Надо сказать, автор безжалостен в отношении Федьки Чкаловского и других представителей криминала. Они отвратительны и лишены у него всякого шарма и обаяния, которыми наделяет их в последнее время литература, романтизирующая уголовный мир. Этот мир на самом деле ненасытен. Получив все вокруг, Федька хочет еще и унизить Самохина, и душу его растоптать. Закон чести заставляет старого больного отставника вступить в смертельную схватку со своим врагом. Он побеждает, но и его изношенное сердце не выдерживает борьбы.
Кто же остается в этом мире? Чья возьмет в необъявленной войне? Силы, кажется, не равны: с одной стороны - военком, и даже прокурор, которые в друзьях и на содержание у Федьки, криминальный пахан, а по совместительству депутат Госдумы Щукин и другой депутат Тамара Серебрийская (никого не напоминает вам?), вместо дела занимающаяся словоблудием и цинично спекулирующая ради своих целей на интересах и чувствах горожан.
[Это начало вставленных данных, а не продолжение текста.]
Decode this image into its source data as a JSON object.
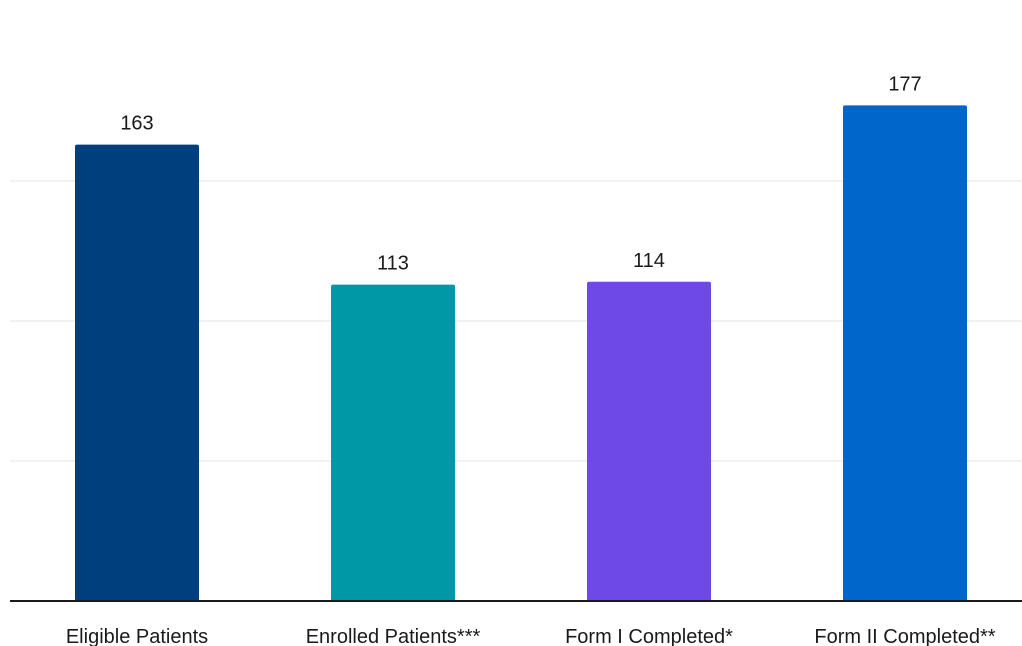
{
  "chart_data": {
    "type": "bar",
    "title": "",
    "xlabel": "",
    "ylabel": "",
    "categories": [
      "Eligible Patients",
      "Enrolled Patients***",
      "Form I Completed*",
      "Form II Completed**"
    ],
    "values": [
      163,
      113,
      114,
      177
    ],
    "colors": [
      "#003f7d",
      "#0097a7",
      "#6f48e8",
      "#0066cc"
    ],
    "ylim": [
      0,
      200
    ],
    "grid": true,
    "data_labels": true
  }
}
В их руках деньги и власть. С другой стороны - не густо: полковник Смолинский, полусказочный персонаж, почти Иванушка - Ванька Жмыхов и молодой солдат Вячеслав Милохин. И все же есть уверенность, что они победят.
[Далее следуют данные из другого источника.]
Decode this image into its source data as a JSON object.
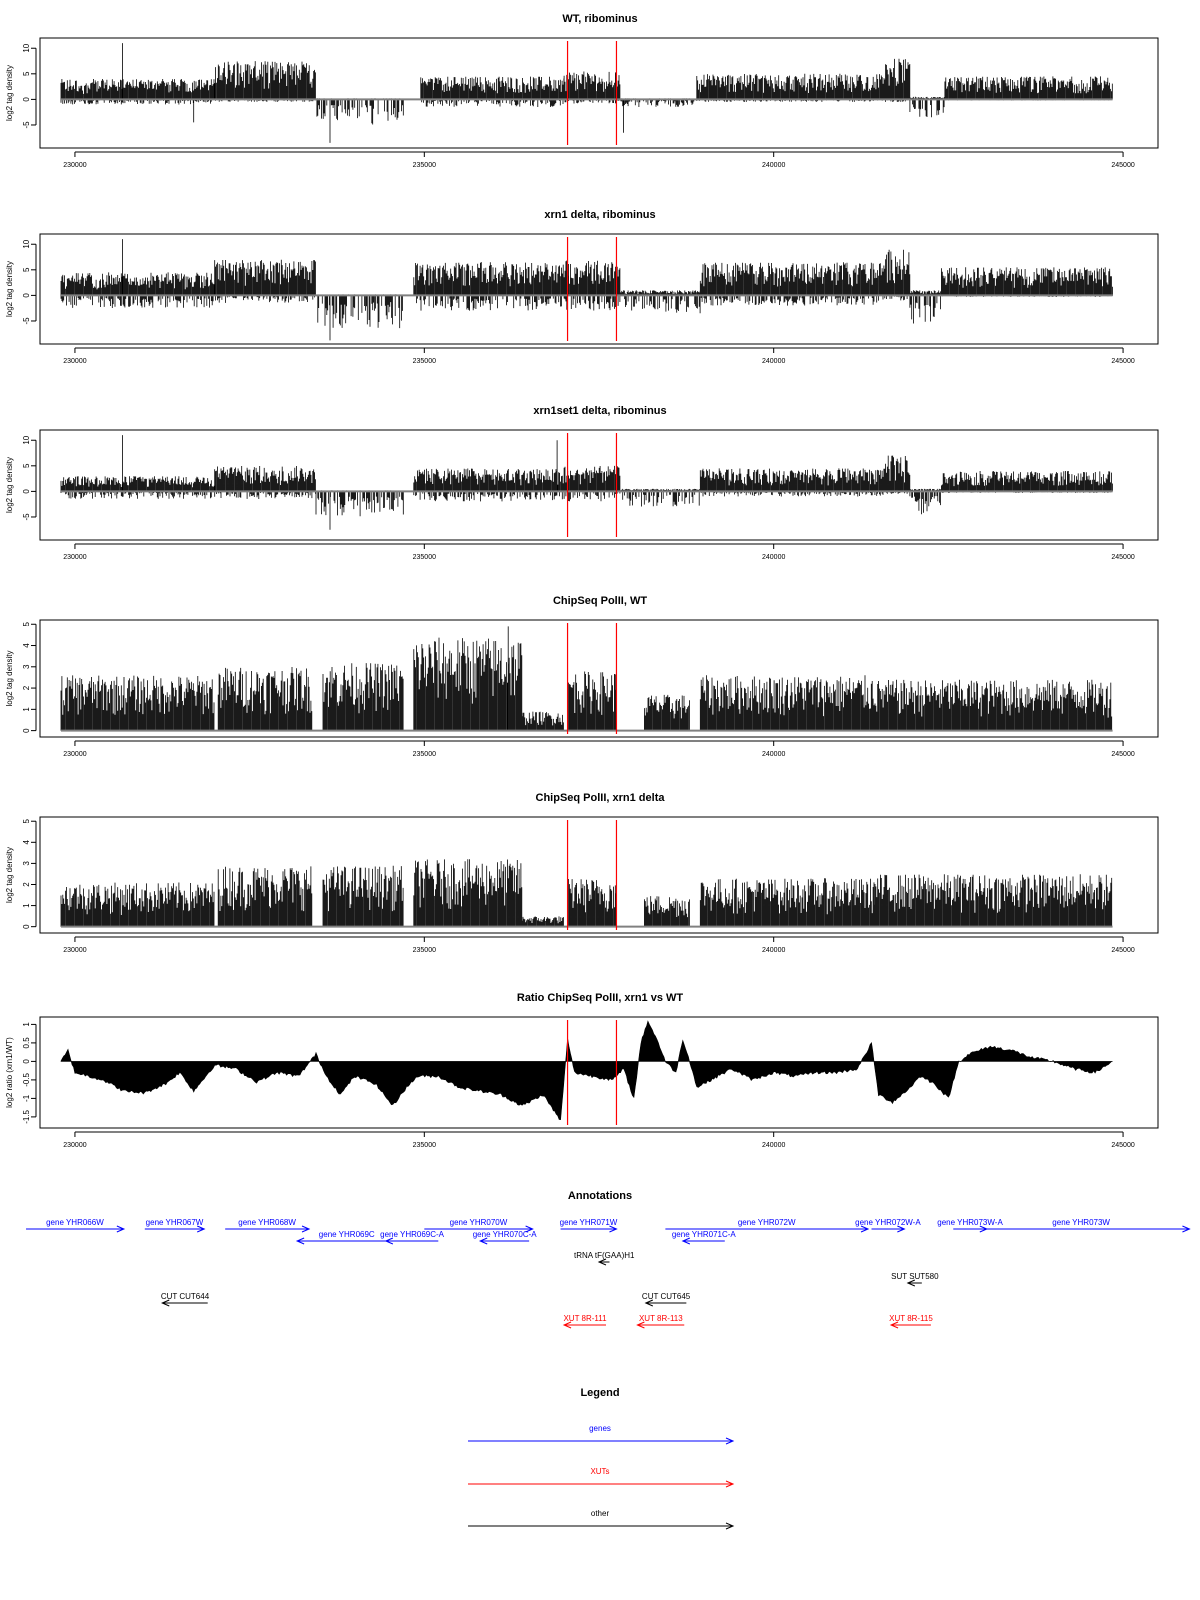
{
  "chart_data": [
    {
      "type": "bar",
      "title": "WT, ribominus",
      "xlabel": "",
      "ylabel": "log2 tag density",
      "xlim": [
        229500,
        245500
      ],
      "ylim": [
        -9.5,
        12
      ],
      "yticks": [
        -5,
        0,
        5,
        10
      ],
      "xticks": [
        230000,
        235000,
        240000,
        245000
      ],
      "markers": [
        237050,
        237750
      ],
      "segments": [
        {
          "from": 229800,
          "to": 232000,
          "pos": 4,
          "neg": 1,
          "spikes": [
            {
              "x": 230680,
              "v": 11
            },
            {
              "x": 231700,
              "v": -4.5
            }
          ]
        },
        {
          "from": 232000,
          "to": 233450,
          "pos": 7.5,
          "neg": 0.5
        },
        {
          "from": 233450,
          "to": 234700,
          "pos": 0.2,
          "neg": 5.5,
          "spikes": [
            {
              "x": 233650,
              "v": -8.5
            }
          ]
        },
        {
          "from": 234700,
          "to": 234950,
          "pos": 0,
          "neg": 0
        },
        {
          "from": 234950,
          "to": 237000,
          "pos": 4.5,
          "neg": 1.5
        },
        {
          "from": 237000,
          "to": 237800,
          "pos": 5.5,
          "neg": 0.8,
          "spikes": [
            {
              "x": 237850,
              "v": -6.5
            }
          ]
        },
        {
          "from": 237800,
          "to": 238900,
          "pos": 0.2,
          "neg": 1.5
        },
        {
          "from": 238900,
          "to": 241600,
          "pos": 5,
          "neg": 0.5
        },
        {
          "from": 241600,
          "to": 241950,
          "pos": 8,
          "neg": 0.5
        },
        {
          "from": 241950,
          "to": 242450,
          "pos": 0.5,
          "neg": 3.5
        },
        {
          "from": 242450,
          "to": 244850,
          "pos": 4.5,
          "neg": 0.2
        }
      ]
    },
    {
      "type": "bar",
      "title": "xrn1 delta, ribominus",
      "xlabel": "",
      "ylabel": "log2 tag density",
      "xlim": [
        229500,
        245500
      ],
      "ylim": [
        -9.5,
        12
      ],
      "yticks": [
        -5,
        0,
        5,
        10
      ],
      "xticks": [
        230000,
        235000,
        240000,
        245000
      ],
      "markers": [
        237050,
        237750
      ],
      "segments": [
        {
          "from": 229800,
          "to": 232000,
          "pos": 4.5,
          "neg": 2.5,
          "spikes": [
            {
              "x": 230680,
              "v": 11
            }
          ]
        },
        {
          "from": 232000,
          "to": 233450,
          "pos": 7,
          "neg": 1.5
        },
        {
          "from": 233450,
          "to": 234700,
          "pos": 0.2,
          "neg": 6.5,
          "spikes": [
            {
              "x": 233650,
              "v": -8.8
            }
          ]
        },
        {
          "from": 234700,
          "to": 234850,
          "pos": 0,
          "neg": 0
        },
        {
          "from": 234850,
          "to": 237000,
          "pos": 6.5,
          "neg": 3
        },
        {
          "from": 237000,
          "to": 237800,
          "pos": 7,
          "neg": 3
        },
        {
          "from": 237800,
          "to": 238950,
          "pos": 1,
          "neg": 3.5
        },
        {
          "from": 238950,
          "to": 241600,
          "pos": 6.5,
          "neg": 2
        },
        {
          "from": 241600,
          "to": 241950,
          "pos": 9,
          "neg": 1
        },
        {
          "from": 241950,
          "to": 242400,
          "pos": 1,
          "neg": 5.5
        },
        {
          "from": 242400,
          "to": 244850,
          "pos": 5.5,
          "neg": 0.3
        }
      ]
    },
    {
      "type": "bar",
      "title": "xrn1set1 delta, ribominus",
      "xlabel": "",
      "ylabel": "log2 tag density",
      "xlim": [
        229500,
        245500
      ],
      "ylim": [
        -9.5,
        12
      ],
      "yticks": [
        -5,
        0,
        5,
        10
      ],
      "xticks": [
        230000,
        235000,
        240000,
        245000
      ],
      "markers": [
        237050,
        237750
      ],
      "segments": [
        {
          "from": 229800,
          "to": 232000,
          "pos": 3,
          "neg": 1.5,
          "spikes": [
            {
              "x": 230680,
              "v": 11
            }
          ]
        },
        {
          "from": 232000,
          "to": 233450,
          "pos": 5,
          "neg": 1.5
        },
        {
          "from": 233450,
          "to": 234700,
          "pos": 0.2,
          "neg": 5,
          "spikes": [
            {
              "x": 233650,
              "v": -7.5
            }
          ]
        },
        {
          "from": 234700,
          "to": 234850,
          "pos": 0,
          "neg": 0
        },
        {
          "from": 234850,
          "to": 237000,
          "pos": 4.5,
          "neg": 2
        },
        {
          "from": 237000,
          "to": 237800,
          "pos": 5,
          "neg": 2,
          "spikes": [
            {
              "x": 236900,
              "v": 10
            }
          ]
        },
        {
          "from": 237800,
          "to": 238950,
          "pos": 0.5,
          "neg": 3
        },
        {
          "from": 238950,
          "to": 241600,
          "pos": 4.5,
          "neg": 1
        },
        {
          "from": 241600,
          "to": 241950,
          "pos": 7,
          "neg": 0.5
        },
        {
          "from": 241950,
          "to": 242400,
          "pos": 0.5,
          "neg": 4.5
        },
        {
          "from": 242400,
          "to": 244850,
          "pos": 4,
          "neg": 0.3
        }
      ]
    },
    {
      "type": "bar",
      "title": "ChipSeq PolII, WT",
      "xlabel": "",
      "ylabel": "log2 tag density",
      "xlim": [
        229500,
        245500
      ],
      "ylim": [
        -0.3,
        5.2
      ],
      "yticks": [
        0,
        1,
        2,
        3,
        4,
        5
      ],
      "xticks": [
        230000,
        235000,
        240000,
        245000
      ],
      "markers": [
        237050,
        237750
      ],
      "segments": [
        {
          "from": 229800,
          "to": 232000,
          "pos": 2.6,
          "neg": 0
        },
        {
          "from": 232050,
          "to": 233400,
          "pos": 3.0,
          "neg": 0
        },
        {
          "from": 233550,
          "to": 234700,
          "pos": 3.2,
          "neg": 0
        },
        {
          "from": 234850,
          "to": 236400,
          "pos": 4.4,
          "neg": 0,
          "spikes": [
            {
              "x": 236200,
              "v": 4.9
            }
          ]
        },
        {
          "from": 236400,
          "to": 237000,
          "pos": 0.9,
          "neg": 0
        },
        {
          "from": 237050,
          "to": 237750,
          "pos": 2.8,
          "neg": 0
        },
        {
          "from": 238150,
          "to": 238800,
          "pos": 1.7,
          "neg": 0
        },
        {
          "from": 238950,
          "to": 241450,
          "pos": 2.6,
          "neg": 0
        },
        {
          "from": 241450,
          "to": 244850,
          "pos": 2.4,
          "neg": 0
        }
      ]
    },
    {
      "type": "bar",
      "title": "ChipSeq PolII, xrn1 delta",
      "xlabel": "",
      "ylabel": "log2 tag density",
      "xlim": [
        229500,
        245500
      ],
      "ylim": [
        -0.3,
        5.2
      ],
      "yticks": [
        0,
        1,
        2,
        3,
        4,
        5
      ],
      "xticks": [
        230000,
        235000,
        240000,
        245000
      ],
      "markers": [
        237050,
        237750
      ],
      "segments": [
        {
          "from": 229800,
          "to": 232000,
          "pos": 2.1,
          "neg": 0
        },
        {
          "from": 232050,
          "to": 233400,
          "pos": 2.9,
          "neg": 0
        },
        {
          "from": 233550,
          "to": 234700,
          "pos": 2.9,
          "neg": 0
        },
        {
          "from": 234850,
          "to": 236400,
          "pos": 3.2,
          "neg": 0
        },
        {
          "from": 236400,
          "to": 237000,
          "pos": 0.5,
          "neg": 0
        },
        {
          "from": 237050,
          "to": 237750,
          "pos": 2.3,
          "neg": 0
        },
        {
          "from": 238150,
          "to": 238800,
          "pos": 1.5,
          "neg": 0
        },
        {
          "from": 238950,
          "to": 241450,
          "pos": 2.3,
          "neg": 0
        },
        {
          "from": 241450,
          "to": 244850,
          "pos": 2.5,
          "neg": 0
        }
      ]
    },
    {
      "type": "area",
      "title": "Ratio ChipSeq PolII, xrn1 vs WT",
      "xlabel": "",
      "ylabel": "log2 ratio (xrn1/WT)",
      "xlim": [
        229500,
        245500
      ],
      "ylim": [
        -1.8,
        1.2
      ],
      "yticks": [
        -1.5,
        -1.0,
        -0.5,
        0.0,
        0.5,
        1.0
      ],
      "baseline": 0,
      "xticks": [
        230000,
        235000,
        240000,
        245000
      ],
      "markers": [
        237050,
        237750
      ],
      "points": [
        [
          229800,
          0.0
        ],
        [
          229900,
          0.3
        ],
        [
          230000,
          -0.3
        ],
        [
          230400,
          -0.5
        ],
        [
          230700,
          -0.8
        ],
        [
          231000,
          -0.85
        ],
        [
          231300,
          -0.6
        ],
        [
          231500,
          -0.3
        ],
        [
          231700,
          -0.8
        ],
        [
          232000,
          -0.1
        ],
        [
          232300,
          -0.2
        ],
        [
          232600,
          -0.55
        ],
        [
          232900,
          -0.3
        ],
        [
          233200,
          -0.4
        ],
        [
          233450,
          0.2
        ],
        [
          233600,
          -0.4
        ],
        [
          233800,
          -0.9
        ],
        [
          234000,
          -0.4
        ],
        [
          234300,
          -0.6
        ],
        [
          234550,
          -1.2
        ],
        [
          234700,
          -0.8
        ],
        [
          234900,
          -0.4
        ],
        [
          235200,
          -0.4
        ],
        [
          235500,
          -0.7
        ],
        [
          235800,
          -0.8
        ],
        [
          236100,
          -0.9
        ],
        [
          236400,
          -1.2
        ],
        [
          236700,
          -0.9
        ],
        [
          236950,
          -1.6
        ],
        [
          237050,
          0.6
        ],
        [
          237150,
          -0.3
        ],
        [
          237400,
          -0.4
        ],
        [
          237700,
          -0.5
        ],
        [
          237850,
          -0.2
        ],
        [
          238000,
          -1.0
        ],
        [
          238100,
          0.5
        ],
        [
          238200,
          1.1
        ],
        [
          238350,
          0.5
        ],
        [
          238450,
          0.0
        ],
        [
          238600,
          -0.3
        ],
        [
          238700,
          0.6
        ],
        [
          238800,
          0.0
        ],
        [
          238900,
          -0.7
        ],
        [
          239100,
          -0.5
        ],
        [
          239400,
          -0.2
        ],
        [
          239700,
          -0.5
        ],
        [
          240000,
          -0.3
        ],
        [
          240300,
          -0.4
        ],
        [
          240600,
          -0.3
        ],
        [
          240900,
          -0.3
        ],
        [
          241200,
          -0.2
        ],
        [
          241400,
          0.5
        ],
        [
          241500,
          -0.9
        ],
        [
          241700,
          -1.1
        ],
        [
          241900,
          -0.8
        ],
        [
          242100,
          -0.4
        ],
        [
          242300,
          -0.6
        ],
        [
          242500,
          -1.0
        ],
        [
          242650,
          0.0
        ],
        [
          242800,
          0.2
        ],
        [
          243100,
          0.4
        ],
        [
          243400,
          0.3
        ],
        [
          243700,
          0.1
        ],
        [
          244000,
          0.0
        ],
        [
          244300,
          -0.2
        ],
        [
          244600,
          -0.3
        ],
        [
          244850,
          0.0
        ]
      ]
    }
  ],
  "annotations": {
    "title": "Annotations",
    "xlim": [
      229500,
      245500
    ],
    "colors": {
      "genes": "#0000ff",
      "xuts": "#ff0000",
      "other": "#000000"
    },
    "items": [
      {
        "label": "gene YHR066W",
        "from": 229300,
        "to": 230700,
        "dir": "right",
        "kind": "genes",
        "row": 0
      },
      {
        "label": "gene YHR067W",
        "from": 231000,
        "to": 231850,
        "dir": "right",
        "kind": "genes",
        "row": 0
      },
      {
        "label": "gene YHR068W",
        "from": 232150,
        "to": 233350,
        "dir": "right",
        "kind": "genes",
        "row": 0
      },
      {
        "label": "gene YHR069C",
        "from": 233180,
        "to": 234600,
        "dir": "left",
        "kind": "genes",
        "row": 1
      },
      {
        "label": "gene YHR069C-A",
        "from": 234450,
        "to": 235200,
        "dir": "left",
        "kind": "genes",
        "row": 1
      },
      {
        "label": "gene YHR070W",
        "from": 235000,
        "to": 236550,
        "dir": "right",
        "kind": "genes",
        "row": 0
      },
      {
        "label": "gene YHR070C-A",
        "from": 235800,
        "to": 236500,
        "dir": "left",
        "kind": "genes",
        "row": 1
      },
      {
        "label": "gene YHR071W",
        "from": 236950,
        "to": 237750,
        "dir": "right",
        "kind": "genes",
        "row": 0
      },
      {
        "label": "gene YHR071C-A",
        "from": 238700,
        "to": 239300,
        "dir": "left",
        "kind": "genes",
        "row": 1
      },
      {
        "label": "gene YHR072W",
        "from": 238450,
        "to": 241350,
        "dir": "right",
        "kind": "genes",
        "row": 0
      },
      {
        "label": "gene YHR072W-A",
        "from": 241400,
        "to": 241870,
        "dir": "right",
        "kind": "genes",
        "row": 0
      },
      {
        "label": "gene YHR073W-A",
        "from": 242570,
        "to": 243050,
        "dir": "right",
        "kind": "genes",
        "row": 0
      },
      {
        "label": "gene YHR073W",
        "from": 242850,
        "to": 245950,
        "dir": "right",
        "kind": "genes",
        "row": 0
      },
      {
        "label": "tRNA tF(GAA)H1",
        "from": 237500,
        "to": 237650,
        "dir": "left",
        "kind": "other",
        "row": 2
      },
      {
        "label": "SUT SUT580",
        "from": 241920,
        "to": 242120,
        "dir": "left",
        "kind": "other",
        "row": 3
      },
      {
        "label": "CUT CUT644",
        "from": 231250,
        "to": 231900,
        "dir": "left",
        "kind": "other",
        "row": 4
      },
      {
        "label": "CUT CUT645",
        "from": 238170,
        "to": 238750,
        "dir": "left",
        "kind": "other",
        "row": 4
      },
      {
        "label": "XUT 8R-111",
        "from": 237000,
        "to": 237600,
        "dir": "left",
        "kind": "xuts",
        "row": 5
      },
      {
        "label": "XUT 8R-113",
        "from": 238050,
        "to": 238720,
        "dir": "left",
        "kind": "xuts",
        "row": 5
      },
      {
        "label": "XUT 8R-115",
        "from": 241680,
        "to": 242250,
        "dir": "left",
        "kind": "xuts",
        "row": 5
      }
    ]
  },
  "legend": {
    "title": "Legend",
    "entries": [
      {
        "label": "genes",
        "color": "#0000ff"
      },
      {
        "label": "XUTs",
        "color": "#ff0000"
      },
      {
        "label": "other",
        "color": "#000000"
      }
    ]
  }
}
Как известно, войны без потерь не бывает. Вячеслав сам освобождает себя из плена, но при этом подтверждает торжество воровской морали, уже утвердившейся в этом мире: "Не верь, не бойся, не проси".
Против торжества этого волчьего закона протестует А. Филиппов. Его роман - это предостережение-призыв писателя, ведущего свою войну в русле традиций русской литературы. И в этом смысле его роман, так же как и произведения Н. Корсунова и П. Краснова, принадлежит литературе духовного сопротивления. "Не плоть, а дух растлился в наши дни, И человек отчаянно тоскует..." Если не вдумываться, не всматриваться в русскую литературу, не слышать этого "колокола на башне вечевой", не требовать его звука и оставаться по-прежнему "ленивыми и нелюбопытными", нас победят.